By Lira Dalangin-Fernandez
INQUIRER.net
30 December 2010
MANILA, Philippines—The founding leader of the Communist Party of the Philippines (CPP) stood firm that the rebel group will continue collecting revolutionary taxes from big businesses in the country, an issue that government negotiators intend to raise when peace negotiations resume in February.
“It is the duty and prerogative of the people’s revolutionary government to collect taxes for the purposes beneficial to the people,” Jose Maria Sison said in an email reply to INQUIRER.net.
Sison, however, clarified that communist rebels do not tax foreign mining companies, saying that the CPP “will ban, disable and dismantle such companies.”
Sison, who also serves as chief political consultant of the National Democratic Front (NDF), the umbrella organization of the communists that negotiates with the government, said the taxes collected covers the “costs of administration, defense, land reform, promotion of production and social programs, including public education, health, cultural and other activities.”
Health Undersecretary Alexander Padilla, chairman of the government panel in formal talks scheduled in Norway’s capital, Oslo, on February 15 to 21, earlier said that the panel will raise the issue of revolutionary taxes during discussions with the NDF.
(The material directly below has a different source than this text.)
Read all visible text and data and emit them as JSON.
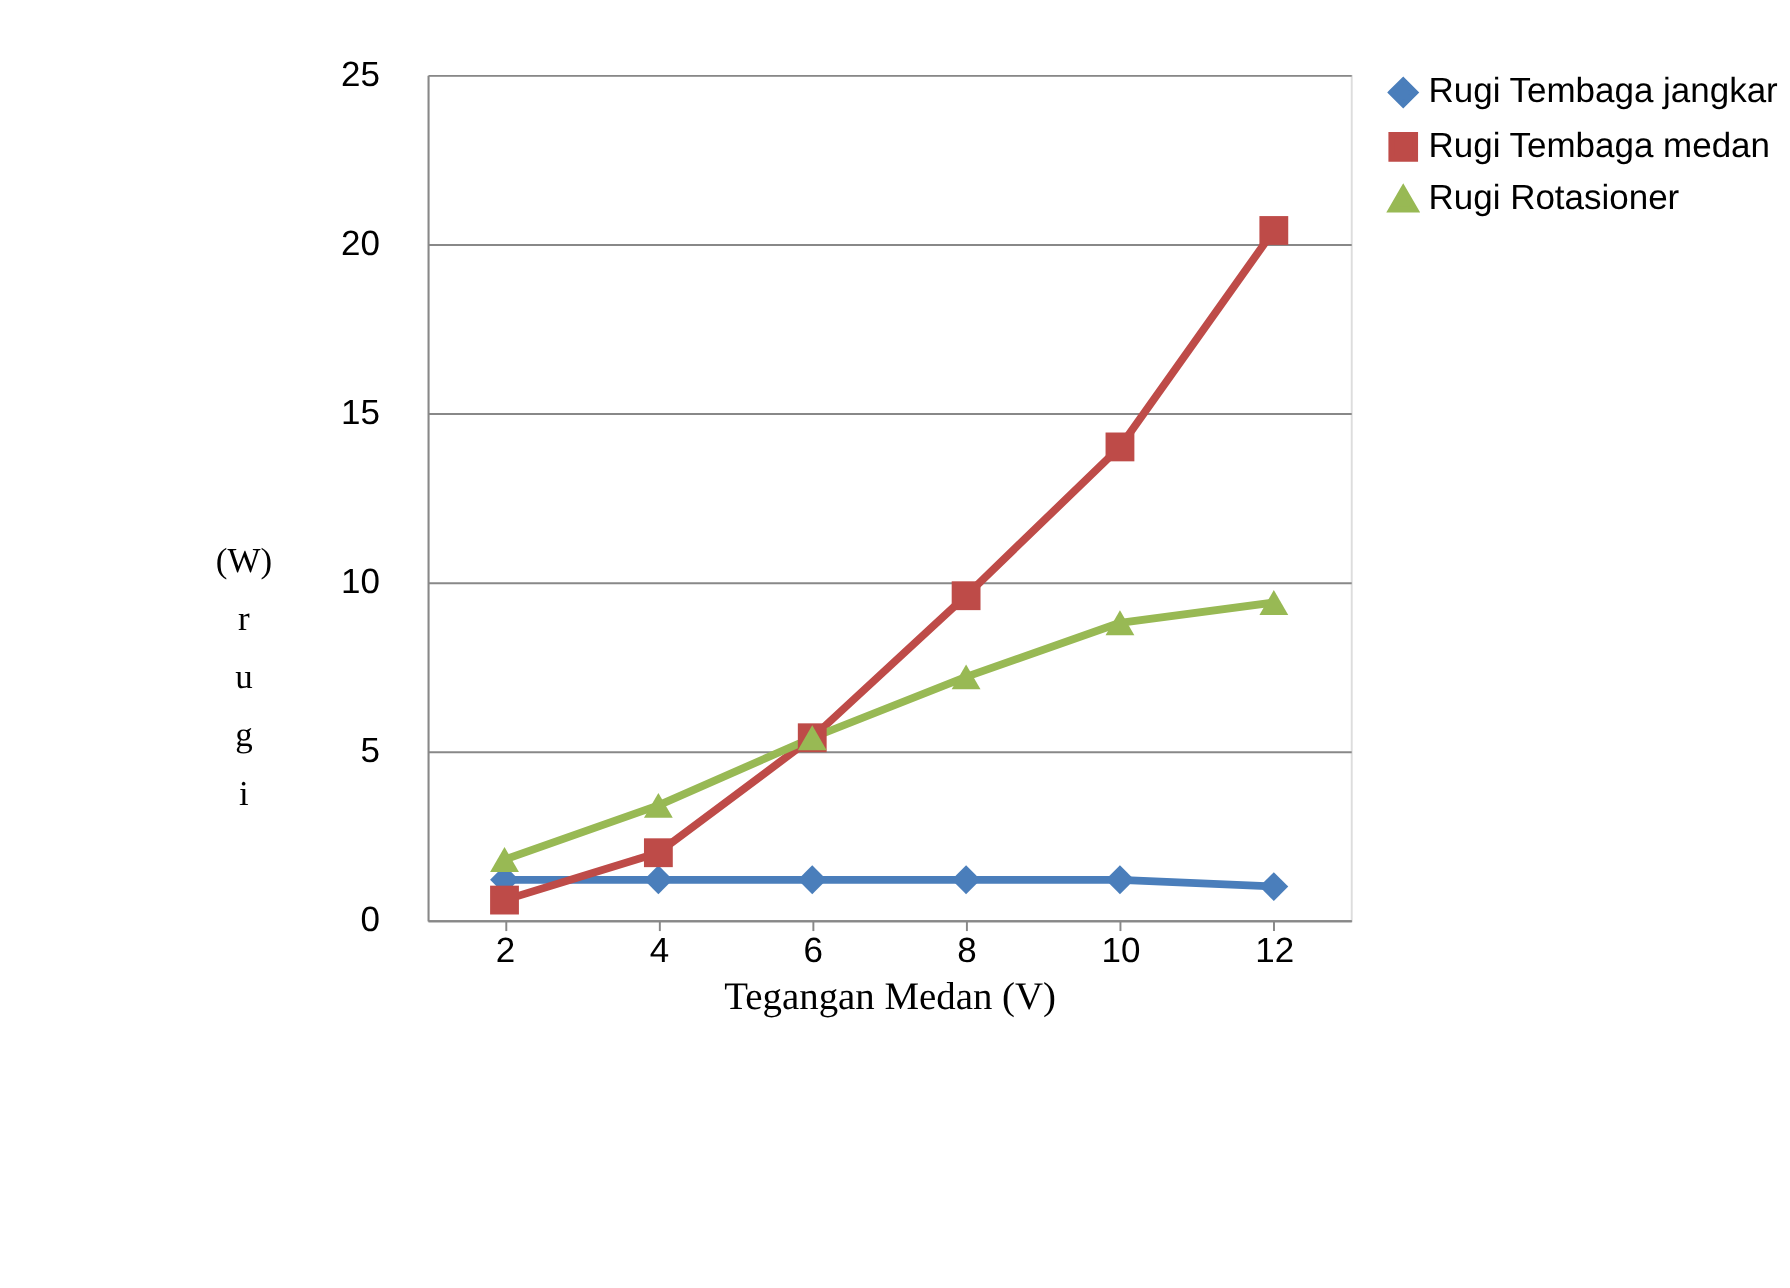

Padilla said the rebels should stop taxing business establishments, stressing that they are not the government, and that such practice was driving away investors.
Earlier reports quoting the military had said that seven major mining companies had threatened to withdraw from the Caraga region—composed of Agusan del Norte, Agusan del Sur, Surigao del Norte and Surigao del Sur—after the New People’s Army (NPA) raised its annual “tax” take from P15 million to P20 million next year.
Sison considers that the “revolutionary government” led by the CPP has the right to impose taxes on the business establishments.
“There is yet no peace agreement. The two conflicting sides of the civil war in the Philippines are still negotiating. Everyone must recognize the fact that there are two governments in the Philippines,” he said.
The Netherlands-based communist leader slammed government and military officials for spreading false information that the CPP, through its armed wing, the NPA, exacts taxes from foreign mining firms.
“My understanding of the policy of the revolutionary government is banning, disabling and dismantling such mining companies because they damage the economy and environment and take away land from land reform,” he said.
”Foreign mining companies take away non-renewable mineral resources and damage permanently the people’s aspiration for national industrialization,” he said.